Wietse Venema's blog

Is cosine similarity always the best choice for text embedding search?

While working on a recent Retrieval Augmented Generation (RAG) demo with text embedding search, I wondered if cosine similarity is always the best similarity measure to use. I figured other measures such as dot product and Euclidean distance (L2) might be just as suitable. Before I knew it I was refreshing my linear algebra. Let’s lay it all out, starting with some context.

What are text embeddings

Text embeddings are arrays of numbers (vectors) that capture the meaning and relationships between words and concepts. You can also think of vectors as coordinates: text embeddings that are close to each other are derived from text that has similar meaning, which makes them ideal for implementing document search.

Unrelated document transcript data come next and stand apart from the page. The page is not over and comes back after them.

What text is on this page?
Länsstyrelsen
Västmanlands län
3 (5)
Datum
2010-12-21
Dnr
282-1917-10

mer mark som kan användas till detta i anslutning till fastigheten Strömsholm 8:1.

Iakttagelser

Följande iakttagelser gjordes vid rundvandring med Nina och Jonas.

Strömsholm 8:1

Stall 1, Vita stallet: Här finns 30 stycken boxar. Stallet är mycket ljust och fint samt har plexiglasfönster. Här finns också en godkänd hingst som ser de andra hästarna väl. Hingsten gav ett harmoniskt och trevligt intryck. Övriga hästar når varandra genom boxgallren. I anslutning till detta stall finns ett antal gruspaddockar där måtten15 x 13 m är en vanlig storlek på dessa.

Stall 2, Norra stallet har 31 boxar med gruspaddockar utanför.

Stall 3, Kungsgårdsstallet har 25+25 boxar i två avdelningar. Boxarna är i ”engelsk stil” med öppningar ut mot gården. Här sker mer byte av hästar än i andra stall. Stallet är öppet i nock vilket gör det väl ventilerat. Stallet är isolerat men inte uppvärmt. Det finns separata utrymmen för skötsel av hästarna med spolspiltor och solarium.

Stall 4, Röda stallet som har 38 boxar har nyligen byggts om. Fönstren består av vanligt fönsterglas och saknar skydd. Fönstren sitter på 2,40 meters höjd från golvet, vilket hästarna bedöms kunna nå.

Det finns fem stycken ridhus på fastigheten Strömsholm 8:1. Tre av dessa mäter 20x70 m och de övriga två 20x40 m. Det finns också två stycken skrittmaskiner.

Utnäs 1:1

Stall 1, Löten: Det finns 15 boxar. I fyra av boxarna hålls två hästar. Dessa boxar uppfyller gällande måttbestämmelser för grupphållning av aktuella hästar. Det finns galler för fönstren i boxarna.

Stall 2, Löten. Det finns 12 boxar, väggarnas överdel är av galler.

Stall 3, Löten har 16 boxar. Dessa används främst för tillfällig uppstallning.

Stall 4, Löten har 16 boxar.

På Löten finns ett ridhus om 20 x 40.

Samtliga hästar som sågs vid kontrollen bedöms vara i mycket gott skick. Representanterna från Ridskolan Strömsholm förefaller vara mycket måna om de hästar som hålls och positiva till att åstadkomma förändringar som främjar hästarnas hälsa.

To compute a text embedding, you can use an open source model or a proprietary one. The MTEB leaderboard provides a great overview. MTEB is a benchmark that compares the performance of text embedding models over different types of tasks. For my demo, I used Vertex AI text embeddings

The recipe for implementing text embedding search is straightforward. Begin by computing text embeddings for all (chunks of) your documents and store them in a vector database. When searching, you compute the text embedding of the query, and find text embeddings in the database that are closest to the query’s embedding. For that, you need a distance function.

Distance functions

Let’s focus on the most common distance functions:

Cosine similarity
Measures the similarity between vectors based on the angle they form. This measure completely ignores the length of the vectors.
Dot product
The dot product is comparable to cosine similarity, but it does take the length of the vectors into account.
Euclidean distance (L2)
This function returns at the absolute distance between two vectors, treating them as coordinates. You might also see this referred to as L2 distance.

For normalized vectors, all three measures produce the same rankings

Here’s the key insight. If the output of your model is a normalized vector, these three distance functions provide exactly the same rankings. Read this Wikipedia page on cosine similarity to learn why.

It looks like it’s common for text embedding models to produce normalized vectors. The Vertex AI text embeddings are normalized for the full-length 768 dimensions vectors, and so are the OpenAI text embeddings.

So yes, cosine similarity works great for normalized vectors. Theoretically, dot product might be faster to compute.

For non-normalized vectors, it depends

If your model outputs non-normalized vectors, the best distance measure likely depends on the task type (classification, search, or others) and how the model works - check its documentation.